Antibiotik tanpa Resep Dokter: Preventif atau Destruktif?

Terbiasa diberi antibiotik saat nyeri tenggorokan, tak lengkap rasanya jika tidak membawa pulang antibiotik yang sudah seperti langganan. Tidak heran sebagian masyarakat menganggap berinisiatif sedia antibiotik di rumah adalah langkah antisipasi menghadapi penyakit, walaupun harus beli tanpa resep dokter.

 

Apa sebenarnya fungsi antibiotik?

Antibiotik adalah jenis obat yang digunakan untuk mengatasi infeksi bakteri. Obat jenis ini terdiri atas banyak tipe lagi yang selayaknya bekerja mengatasi infeksi bakteri tertentu saja. Misalnya antibiotik A umumnya dipilih untuk bakteri jenis X saja. Karena digunakan untuk memerangi bakteri, infeksi virus tidak dapat dan tidak boleh diatasi dengan antibiotik.

 

Apa yang akan terjadi jika tetap mengonsumsi antibiotik tanpa indikasi?

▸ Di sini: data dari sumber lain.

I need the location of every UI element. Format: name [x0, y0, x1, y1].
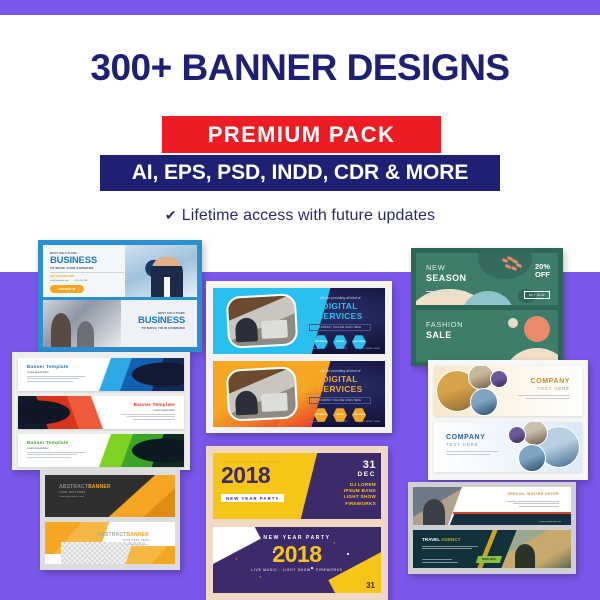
book-now-label: BOOK NOW [482, 558, 496, 561]
detail-photo-circle [508, 426, 526, 444]
banner-digital-services-blue: We are providing all kind of DIGITAL SER… [213, 288, 385, 354]
body-lines [446, 451, 498, 455]
digital-tagline: COMPANY TAGLINE GOES HERE [309, 397, 371, 404]
blob-decor [524, 316, 550, 342]
banner-business-primary: BEST SOLUTIONS BUSINESS TO MOVE YOUR FOR… [43, 245, 197, 297]
fashion-line-2: SALE [426, 330, 463, 340]
digital-logo-text: COMPANY NAME [363, 348, 380, 350]
business-link: GET STARTED NOW [50, 275, 132, 278]
offer-website: www.yourwebsite.com [539, 521, 561, 523]
banner-business-secondary: BEST SOLUTIONS BUSINESS TO MOVE YOUR FOR… [43, 300, 197, 347]
business-cta-button[interactable]: CONTACT US [50, 285, 84, 293]
mockup-group-business: BEST SOLUTIONS BUSINESS TO MOVE YOUR FOR… [38, 240, 202, 352]
divider [50, 272, 124, 273]
abstract-word-1: ABSTRACT [97, 532, 126, 538]
fashion-line-1: FASHION [426, 320, 463, 329]
mockup-group-company: COMPANY TEXT HERE COMPANY TEXT HERE [428, 360, 588, 480]
new-year-day: 31 [326, 460, 376, 471]
company-subtitle: TEXT HERE [518, 386, 570, 391]
new-year-party-label: NEW YEAR PARTY [221, 494, 284, 502]
company-title: COMPANY [446, 434, 498, 441]
company-subtitle: TEXT HERE [446, 442, 498, 447]
file-formats-badge: AI, EPS, PSD, INDD, CDR & MORE [100, 155, 500, 191]
workspace-photo [226, 293, 299, 349]
business-subtitle-2: TO MOVE YOUR FORWARD [138, 326, 185, 330]
business-email: info@example.com [50, 280, 69, 282]
business-title: BUSINESS [50, 255, 132, 266]
abstract-subtitle: YOUR TEXT HERE [59, 491, 111, 494]
headline-section: 300+ BANNER DESIGNS PREMIUM PACK AI, EPS… [0, 15, 600, 235]
mockup-group-abstract-banners: ABSTRACTBANNER YOUR TEXT HERE Lorem ipsu… [40, 470, 180, 570]
dark-footer-bar [461, 514, 571, 525]
new-year-year: 2018 [213, 543, 381, 566]
abstract-subtitle: YOUR TEXT HERE [97, 539, 149, 542]
new-year-lineup: DJ LOREM IPSUM BAND LIGHT SHOW FIREWORKS [326, 482, 376, 507]
device-photo-circle [518, 444, 546, 472]
digital-eyebrow: We are providing all kind of [301, 296, 379, 300]
business-team-photo [43, 300, 121, 347]
banner-abstract-dark: ABSTRACTBANNER YOUR TEXT HERE Lorem ipsu… [45, 475, 175, 517]
template-body-lines [27, 376, 85, 382]
tagline-text: Lifetime access with future updates [182, 207, 435, 224]
banner-abstract-light: ABSTRACTBANNER YOUR TEXT HERE Lorem ipsu… [45, 522, 175, 564]
banner-new-season: NEW SEASON 20% OFF BUY NOW [416, 253, 558, 305]
template-title: Banner Template [121, 402, 175, 407]
page-title: 300+ BANNER DESIGNS [0, 49, 600, 86]
digital-phone: +123 456 789 [334, 348, 347, 350]
digital-tagline: COMPANY TAGLINE GOES HERE [309, 324, 371, 331]
blob-decor [508, 318, 518, 328]
star-icon: ✦ [259, 575, 262, 579]
businessman-figure [151, 257, 183, 297]
digital-eyebrow: We are providing all kind of [301, 369, 379, 373]
digital-logo-text: COMPANY NAME [363, 421, 380, 423]
template-title: Banner Template [27, 440, 85, 445]
new-year-sub: LIVE MUSIC · LIGHT SHOW · FIREWORKS [213, 568, 381, 572]
template-subtitle: Lorem ipsum dolor [27, 371, 85, 374]
abstract-word-1: ABSTRACT [59, 484, 88, 490]
swirl-graphic [18, 396, 104, 429]
template-title: Banner Template [27, 364, 85, 369]
travel-title-2: AGENCY [441, 537, 461, 542]
body-lines [518, 395, 570, 399]
mockup-group-digital-services: We are providing all kind of DIGITAL SER… [206, 281, 392, 433]
business-phone: +123 456 789 [74, 280, 87, 282]
digital-title: DIGITAL SERVICES [301, 301, 379, 321]
body-lines [422, 544, 478, 549]
template-subtitle: Lorem ipsum dolor [121, 409, 175, 412]
mockup-group-new-year: LOREM IPSUM DOLOR SIT AMET 2018 NEW YEAR… [206, 446, 388, 600]
template-subtitle: Lorem ipsum dolor [27, 447, 85, 450]
premium-pack-label: PREMIUM PACK [208, 122, 396, 148]
travel-title-1: TRAVEL [422, 537, 440, 542]
business-subtitle: TO MOVE YOUR FORWARD [50, 266, 132, 270]
banner-new-year-purple: ✦ ✦ ✦ NEW YEAR PARTY 2018 LIVE MUSIC · L… [213, 527, 381, 593]
swirl-graphic [98, 358, 184, 391]
banner-company-gold: COMPANY TEXT HERE [434, 366, 582, 416]
new-year-month: DEC [326, 471, 376, 478]
digital-title: DIGITAL SERVICES [301, 374, 379, 394]
body-lines [426, 289, 466, 295]
workspace-photo [226, 366, 299, 422]
book-now-button[interactable]: BOOK NOW [476, 556, 502, 563]
file-formats-label: AI, EPS, PSD, INDD, CDR & MORE [132, 161, 469, 185]
logo-icon: ✦ [358, 346, 361, 351]
detail-photo-circle [490, 370, 508, 388]
banner-template-red: Banner Template Lorem ipsum dolor [18, 396, 184, 429]
template-body-lines [27, 452, 85, 458]
banner-new-year-yellow: LOREM IPSUM DOLOR SIT AMET 2018 NEW YEAR… [213, 453, 381, 519]
banner-template-blue: Banner Template Lorem ipsum dolor [18, 358, 184, 391]
contact-lines [422, 558, 458, 563]
abstract-note: Lorem ipsum dolor sit amet [59, 496, 111, 498]
season-line-1: NEW [426, 263, 466, 272]
business-photo [125, 245, 197, 297]
digital-website: www.website.com [307, 348, 324, 350]
banner-special-offer: SPECIAL WINTER OFFER www.yourwebsite.com [413, 487, 571, 525]
new-year-day: 31 [366, 581, 375, 590]
template-body-lines [121, 414, 175, 420]
check-icon: ✔ [165, 207, 177, 223]
leaf-icon [502, 257, 524, 277]
banner-travel-agency: TRAVEL AGENCY BOOK NOW [413, 530, 571, 568]
banner-template-green: Banner Template Lorem ipsum dolor [18, 434, 184, 467]
discount-label: 20% OFF [535, 263, 550, 279]
digital-phone: +123 456 789 [334, 421, 347, 423]
swirl-graphic [98, 434, 184, 467]
company-title: COMPANY [518, 378, 570, 385]
business-title-2: BUSINESS [138, 315, 185, 326]
promo-poster: 300+ BANNER DESIGNS PREMIUM PACK AI, EPS… [0, 0, 600, 600]
banner-company-blue: COMPANY TEXT HERE [434, 422, 582, 472]
season-line-2: SEASON [426, 273, 466, 283]
abstract-word-2: BANNER [88, 484, 111, 490]
abstract-note: Lorem ipsum dolor sit amet [97, 544, 149, 546]
new-year-year: 2018 [221, 465, 321, 487]
buy-now-button[interactable]: BUY NOW [524, 291, 550, 299]
banner-digital-services-orange: We are providing all kind of DIGITAL SER… [213, 361, 385, 427]
mockup-group-banner-templates: Banner Template Lorem ipsum dolor Banner… [12, 352, 190, 470]
mockup-group-fashion: NEW SEASON 20% OFF BUY NOW FASHION SALE [411, 248, 563, 366]
top-accent-strip [0, 0, 600, 15]
device-photo-circle [470, 388, 498, 416]
logo-icon: ✦ [358, 419, 361, 424]
mockup-group-travel: SPECIAL WINTER OFFER www.yourwebsite.com… [408, 482, 576, 574]
digital-website: www.website.com [307, 421, 324, 423]
body-lines [507, 499, 559, 507]
premium-pack-badge: PREMIUM PACK [162, 116, 441, 153]
tagline-row: ✔Lifetime access with future updates [0, 207, 600, 225]
offer-heading: SPECIAL WINTER OFFER [508, 492, 559, 496]
banner-fashion-sale: FASHION SALE [416, 310, 558, 362]
abstract-word-2: BANNER [126, 532, 149, 538]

Pemberian antibiotik dalam penanganan pasien bukannya tanpa risiko. Paling tidak terdapat dua risiko yang jelas harus diketahui pasien. Pertama, efek samping yang tidak perlu. Pada kondisi sakit akibat infeksi bakteri, risiko terjadinya efek samping akibat minum antibiotik lebih rendah daripada manfaatnya. Namun, jika antibiotik dikonsumsi bebas tanpa indikasi yang jelas, lebih besarlah mudaratnya.

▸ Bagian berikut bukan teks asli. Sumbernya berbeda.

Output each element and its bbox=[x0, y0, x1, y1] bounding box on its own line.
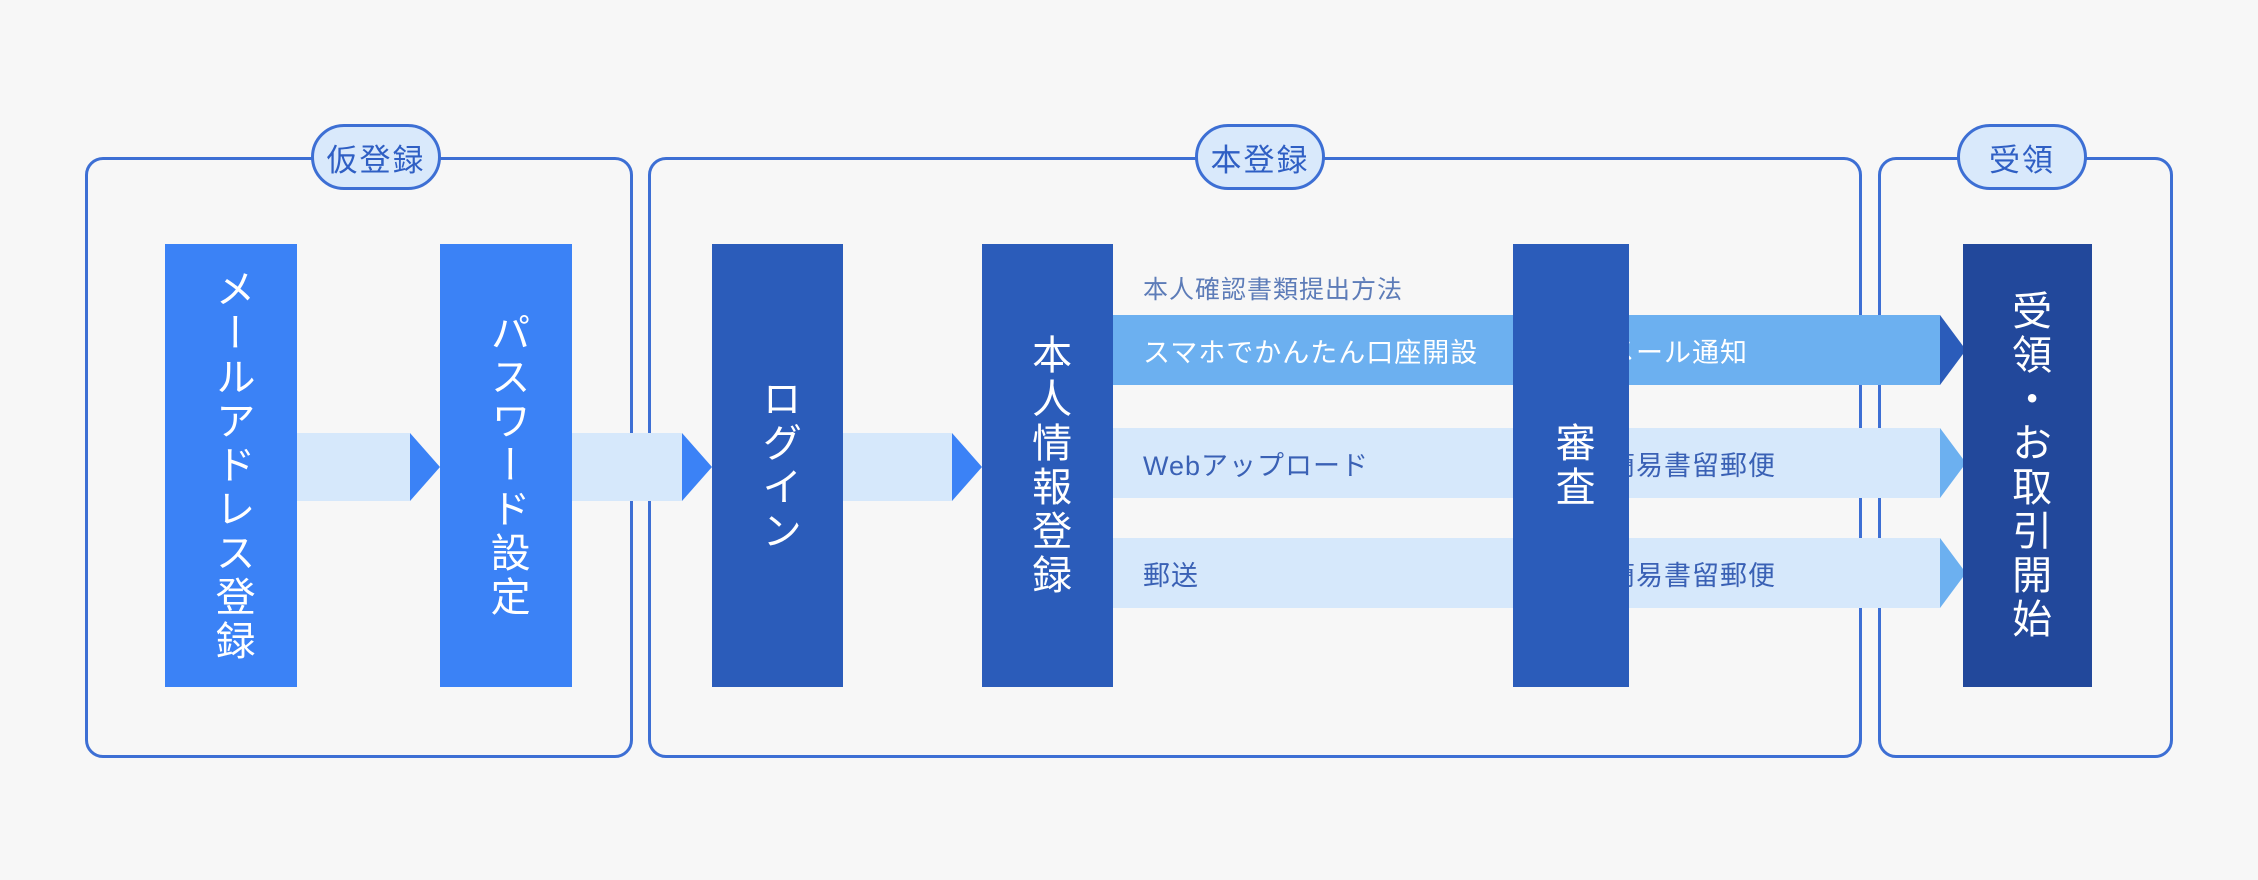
method-band-deliver-smartphone-easy-account-opening: メール通知 bbox=[1578, 315, 1940, 385]
step-label: 審査 bbox=[1547, 422, 1594, 510]
connector-arrowhead bbox=[410, 433, 440, 501]
flow-diagram-canvas: 仮登録 本登録 受領 本人確認書類提出方法 スマホでかんたん口座開設 Webアッ… bbox=[0, 0, 2258, 880]
group-pill-receipt: 受領 bbox=[1957, 124, 2087, 190]
step-label: メールアドレス登録 bbox=[207, 268, 254, 664]
connector-arrowhead bbox=[952, 433, 982, 501]
step-label: パスワード設定 bbox=[482, 312, 529, 620]
step-box-personal-info-registration: 本人情報登録 bbox=[982, 244, 1113, 687]
step-label: 受領・お取引開始 bbox=[2004, 290, 2051, 642]
connector-arrowhead bbox=[682, 433, 712, 501]
group-pill-label: 仮登録 bbox=[327, 135, 426, 180]
method-band-deliver-web-upload: 簡易書留郵便 bbox=[1578, 428, 1940, 498]
method-submit-label: スマホでかんたん口座開設 bbox=[1113, 331, 1478, 370]
step-label: ログイン bbox=[754, 378, 801, 554]
group-pill-temp-registration: 仮登録 bbox=[311, 124, 441, 190]
group-pill-label: 受領 bbox=[1989, 135, 2055, 180]
method-submit-label: 郵送 bbox=[1113, 554, 1199, 593]
step-box-screening: 審査 bbox=[1513, 244, 1629, 687]
method-band-submit-smartphone-easy-account-opening: スマホでかんたん口座開設 bbox=[1113, 315, 1513, 385]
method-submit-label: Webアップロード bbox=[1113, 444, 1369, 483]
step-label: 本人情報登録 bbox=[1024, 334, 1071, 598]
step-box-login: ログイン bbox=[712, 244, 843, 687]
group-pill-main-registration: 本登録 bbox=[1195, 124, 1325, 190]
method-band-deliver-postal-mail: 簡易書留郵便 bbox=[1578, 538, 1940, 608]
step-box-receipt-start-trading: 受領・お取引開始 bbox=[1963, 244, 2092, 687]
method-band-submit-web-upload: Webアップロード bbox=[1113, 428, 1513, 498]
caption-submission-methods: 本人確認書類提出方法 bbox=[1143, 270, 1403, 306]
step-box-email-address-registration: メールアドレス登録 bbox=[165, 244, 297, 687]
step-box-password-setting: パスワード設定 bbox=[440, 244, 572, 687]
group-pill-label: 本登録 bbox=[1211, 135, 1310, 180]
method-band-submit-postal-mail: 郵送 bbox=[1113, 538, 1513, 608]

Kedua, konsumsi antibiotik yang tidak perlu akan mempercepat terjadinya resistensi. Mengapa? Karena justru bakteri baik yang terbunuh oleh antibiotik, bukan bakteri yang jadi sasaran obat ini. Di sisi lain, secara alamiah ada sebagian kecil bakteri yang telah bermutasi sehingga lebih kebal terhadap antibiotik yang sering diminum. Dengan habisnya bakteri baik, bakteri kebal inilah yang menguasai tubuh. Suatu hari saat orang tersebut sakit terinfeksi bakteri yang telah kebal obat, jenis antibiotik yang sama tidak lagi mempan membunuhnya.

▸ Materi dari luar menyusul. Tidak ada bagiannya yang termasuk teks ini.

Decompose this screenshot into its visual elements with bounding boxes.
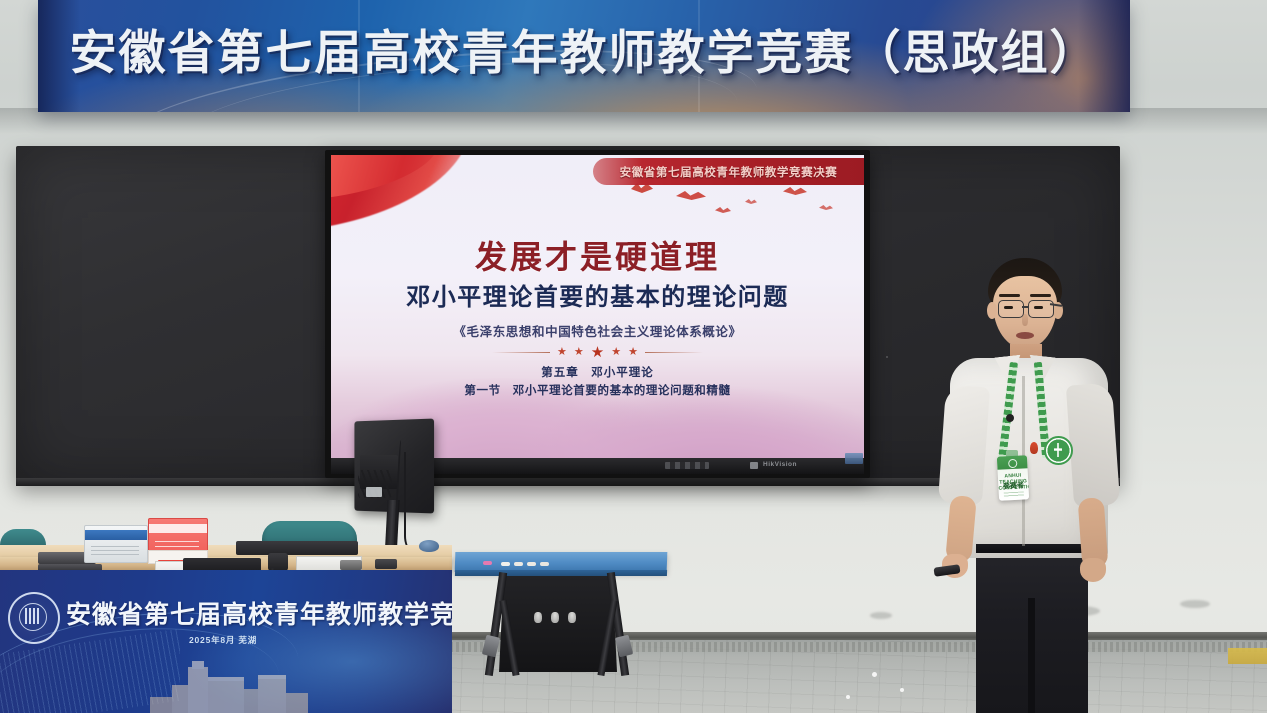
floor-yellow-marking <box>1228 648 1267 664</box>
badge-header-band <box>997 455 1028 470</box>
table-panel-hole <box>551 612 559 623</box>
star-icon: ★ <box>557 347 567 358</box>
star-icon: ★ <box>574 347 584 358</box>
keyboard-back[interactable] <box>236 541 358 555</box>
city-skyline-graphic <box>150 659 330 713</box>
lecture-hall-photo: 安徽省第七届高校青年教师教学竞赛（思政组） 安徽省第七届高校青年教师教学竞赛决赛… <box>0 0 1267 713</box>
wall-scuff <box>1180 600 1210 608</box>
shirt-logo-icon <box>1044 436 1073 465</box>
desk-item-black[interactable] <box>375 559 397 569</box>
presentation-slide: 安徽省第七届高校青年教师教学竞赛决赛 发展才是硬道理 邓小平理论首要的基本的理论… <box>331 155 864 458</box>
box-band <box>149 524 207 533</box>
table-panel-hole <box>568 612 576 623</box>
display-ir-sensor <box>845 453 863 464</box>
speaker-ear <box>987 302 997 319</box>
speaker-hand-right <box>1080 558 1106 582</box>
slide-star-divider: ★ ★ ★ ★ ★ <box>331 345 864 360</box>
chalk-speck <box>886 356 888 358</box>
speaker: ANHUI TEACHING COMPETITION 参赛者 <box>930 258 1140 713</box>
university-emblem-icon <box>8 592 60 644</box>
shirt-sleeve-right <box>1066 383 1120 508</box>
folding-table-panel <box>499 576 617 672</box>
star-icon: ★ <box>611 347 621 358</box>
speaker-eyebrow <box>1030 294 1051 297</box>
eyeglasses-bridge <box>1022 306 1028 308</box>
speaker-badge: ANHUI TEACHING COMPETITION 参赛者 <box>997 455 1029 501</box>
wall-scuff <box>870 612 892 619</box>
desk-banner-date: 2025年8月 芜湖 <box>189 634 257 646</box>
speaker-nose <box>1022 314 1028 326</box>
floor-debris <box>872 672 877 677</box>
event-banner-title: 安徽省第七届高校青年教师教学竞赛（思政组） <box>38 14 1130 83</box>
box-label-lines <box>91 546 139 558</box>
display-brand-label: HikVision <box>763 461 797 468</box>
star-rule-right <box>645 352 703 353</box>
desk-banner: 安徽省第七届高校青年教师教学竞赛 2025年8月 芜湖 <box>0 570 452 713</box>
speaker-eye <box>1034 306 1043 309</box>
speaker-belt <box>976 544 1088 553</box>
computer-mouse[interactable] <box>419 540 439 552</box>
slide-section-line: 第一节 邓小平理论首要的基本的理论问题和精髓 <box>331 382 864 398</box>
star-icon: ★ <box>628 347 638 358</box>
star-rule-left <box>492 352 550 353</box>
speaker-mouth <box>1016 332 1034 339</box>
speaker-eyebrow <box>999 294 1020 297</box>
shirt-sleeve-left <box>938 385 990 506</box>
star-icon: ★ <box>591 345 604 360</box>
floor-debris <box>846 695 850 699</box>
clip-microphone-icon <box>1006 414 1014 422</box>
desk-banner-title: 安徽省第七届高校青年教师教学竞赛 <box>66 595 452 631</box>
slide-textbook-title: 《毛泽东思想和中国特色社会主义理论体系概论》 <box>331 321 864 340</box>
slide-heading: 发展才是硬道理 <box>331 232 864 278</box>
chalk-stick[interactable] <box>514 562 523 566</box>
event-banner: 安徽省第七届高校青年教师教学竞赛（思政组） <box>38 0 1130 112</box>
slide-subheading: 邓小平理论首要的基本的理论问题 <box>331 277 864 312</box>
badge-role-text: 参赛者 <box>998 480 1028 492</box>
lapel-pin-icon <box>1030 442 1038 454</box>
floor-debris <box>900 688 904 692</box>
speaker-eye <box>1004 306 1013 309</box>
chalk-stick[interactable] <box>540 562 549 566</box>
box-band <box>85 530 147 540</box>
display-logo-icon <box>750 462 758 469</box>
chalk-stick[interactable] <box>527 562 536 566</box>
badge-detail-lines <box>1004 491 1024 497</box>
eyeglasses-lens <box>998 300 1024 318</box>
supply-box-white[interactable] <box>84 525 148 563</box>
chalk-stick[interactable] <box>483 561 492 565</box>
display-control-buttons[interactable] <box>665 462 709 469</box>
monitor-label <box>366 487 382 497</box>
slide-chapter-line: 第五章 邓小平理论 <box>331 364 864 380</box>
folding-table-edge <box>455 570 667 576</box>
slide-text-block: 发展才是硬道理 邓小平理论首要的基本的理论问题 《毛泽东思想和中国特色社会主义理… <box>331 155 864 458</box>
chalk-stick[interactable] <box>501 562 510 566</box>
desk-item-gray[interactable] <box>340 560 362 570</box>
trouser-gap <box>1028 598 1035 713</box>
table-panel-hole <box>534 612 542 623</box>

Selain itu, minum antibiotik yang tidak sesuai dosis serta waktu yang ditentukan juga membuat pengobatan tidak optimal. Pengobatan yang setengah-setengah menyebabkan bakteri yang menjadi target tidak terbunuh seluruhnya. Sebagian bakteri ini kemudian berusaha bermutasi untuk bisa kebal terhadap antibiotik tersebut.

 

Resistensi antibiotik sebagai isu global

Masalah resistensi tidak hanya dihadapi satu dua orang, tapi telah mendunia. Oleh karena itu, sudah saatnya setiap orang melek terhadap kondisi ini. Resistensi bahkan tidak hanya terjadi terhadap satu tipe antibiotik saja, tapi juga sudah beberapa tipe sekaligus. Coba bayangkan jika tubuh terinfeksi bakteri yang tidak mempan terhadap sebagian besar antibiotik, bahkan yang terkuat. Dunia kita akan kembali seperti zaman sebelum antibiotik ditemukan.

 

Kesimpulannya, apa yang harus dilakukan untuk mengurangi resistensi antibiotik?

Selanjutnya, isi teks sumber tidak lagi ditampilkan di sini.